Cuando las tropas del Conde de Valmaseda llegaron el 12 de enero de 1869, solo encontraron una ciudad en ruinas y humeante. Esta plaza, que había sido la primera capital de la República de Cuba en Armas bajo el gobierno independentista de Carlos Manuel de Céspedes, les fue arrebatada de esa manera heroica.
Transcurridos apenas diez días del inicio de la guerra, y al verse superados por las columnas enemigas que la amenazaban, los bayameses optaron por la destrucción antes que la rendición y el retorno al dominio colonial.
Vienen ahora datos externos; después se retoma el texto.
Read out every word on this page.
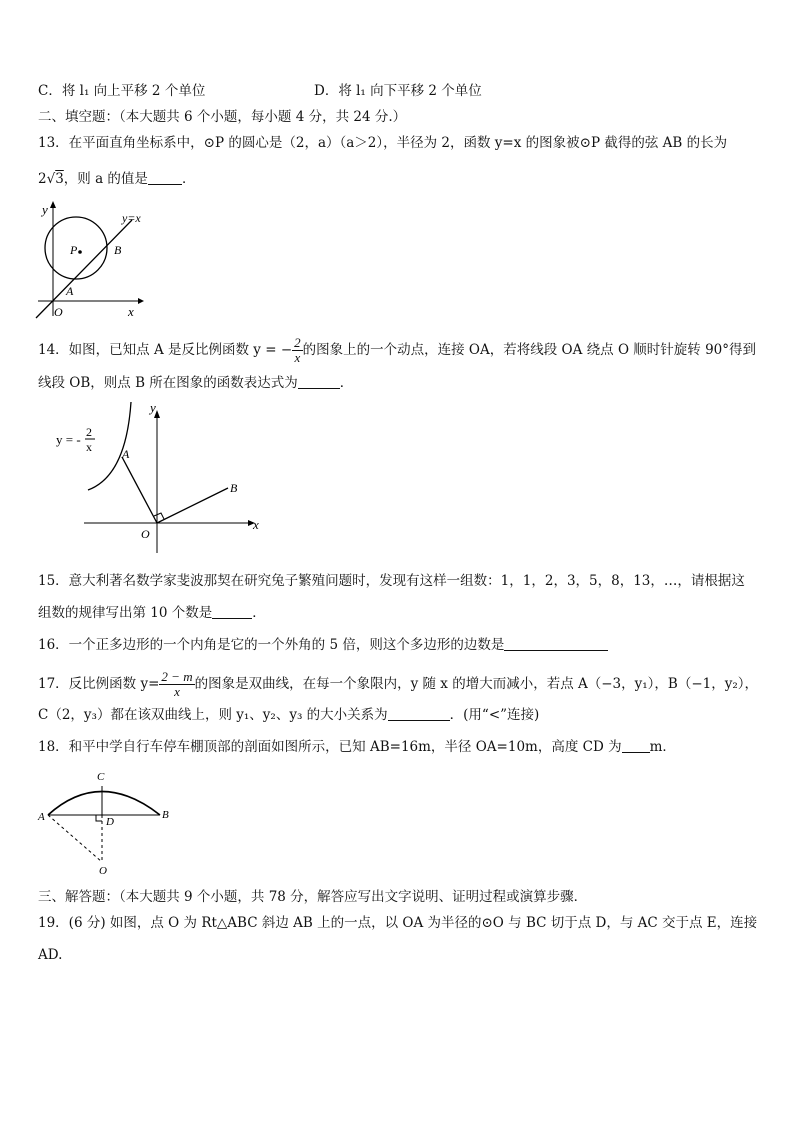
C．将 l₁ 向上平移 2 个单位	D．将 l₁ 向下平移 2 个单位
二、填空题：（本大题共 6 个小题，每小题 4 分，共 24 分.）
13．在平面直角坐标系中，⊙P 的圆心是（2，a）（a＞2），半径为 2，函数 y=x 的图象被⊙P 截得的弦 AB 的长为
2√3，则 a 的值是	．
y
x
O
P
A
B
y=x
14．如图，已知点 A 是反比例函数 y = − $\frac{2}{x}$ 的图象上的一个动点，连接 OA，若将线段 OA 绕点 O 顺时针旋转 90°得到
线段 OB，则点 B 所在图象的函数表达式为	．
y = - 2
x
y
x
O
A
B
15．意大利著名数学家斐波那契在研究兔子繁殖问题时，发现有这样一组数：1，1，2，3，5，8，13，…，请根据这
组数的规律写出第 10 个数是	．
16．一个正多边形的一个内角是它的一个外角的 5 倍，则这个多边形的边数是
17．反比例函数 $y= \frac{2 - m}{x}$ 的图象是双曲线，在每一个象限内，y 随 x 的增大而减小，若点 A（−3，y₁），B（−1，y₂），
C（2，y₃）都在该双曲线上，则 y₁、y₂、y₃ 的大小关系为	．(用“<”连接)
18．和平中学自行车停车棚顶部的剖面如图所示，已知 AB=16m，半径 OA=10m，高度 CD 为 m．
A	B
C
D
O
三、解答题：（本大题共 9 个小题，共 78 分，解答应写出文字说明、证明过程或演算步骤．
19．(6 分) 如图，点 O 为 Rt△ABC 斜边 AB 上的一点，以 OA 为半径的⊙O 与 BC 切于点 D，与 AC 交于点 E，连接
AD.
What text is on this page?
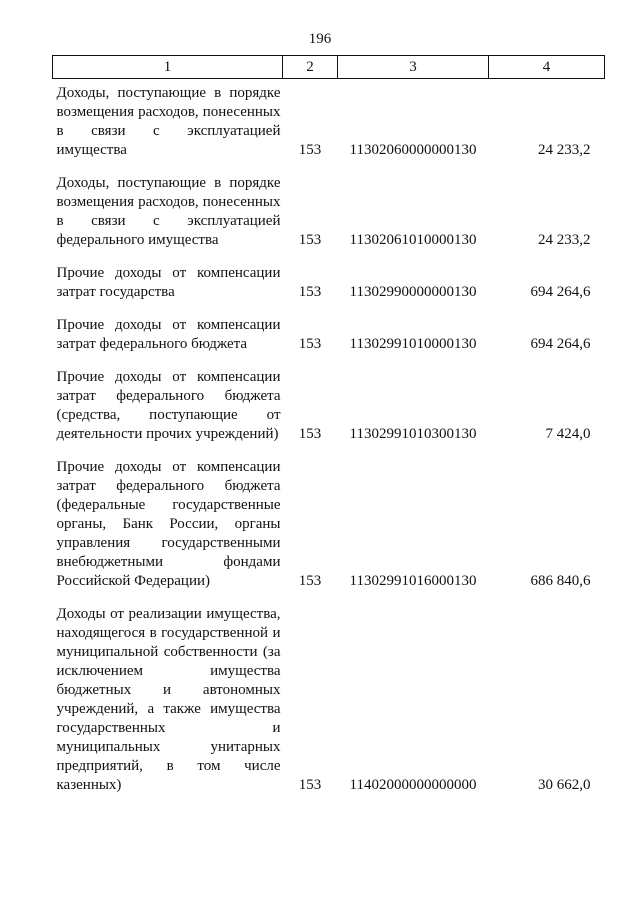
196
1	2	3	4
Доходы, поступающие в порядке возмещения расходов, понесенных в связи с эксплуатацией имущества	153	11302060000000130	24 233,2
Доходы, поступающие в порядке возмещения расходов, понесенных в связи с эксплуатацией федерального имущества	153	11302061010000130	24 233,2
Прочие доходы от компенсации затрат государства	153	11302990000000130	694 264,6
Прочие доходы от компенсации затрат федерального бюджета	153	11302991010000130	694 264,6
Прочие доходы от компенсации затрат федерального бюджета (средства, поступающие от деятельности прочих учреждений)	153	11302991010300130	7 424,0
Прочие доходы от компенсации затрат федерального бюджета (федеральные государственные органы, Банк России, органы управления государственными внебюджетными фондами Российской Федерации)	153	11302991016000130	686 840,6
Доходы от реализации имущества, находящегося в государственной и муниципальной собственности (за исключением имущества бюджетных и автономных учреждений, а также имущества государственных и муниципальных унитарных предприятий, в том числе казенных)	153	11402000000000000	30 662,0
Este acto de incendiar la ciudad fue una prueba del profundo patriotismo, la valentía y el desprendimiento de su pueblo. Ante la disyuntiva, la mayoría eligió unirse a la lucha en la manigua, enfrentando toda clase de privaciones con tal de alcanzar la libertad de Cuba.
El sacrificio de Bayamo marcó un precedente de resistencia máxima. Otras localidades cubanas, como Guáimaro, Las Tunas, Jaruco y San Jerónimo, seguirían después su ejemplo, siendo también consumidas por el fuego del patriotismo.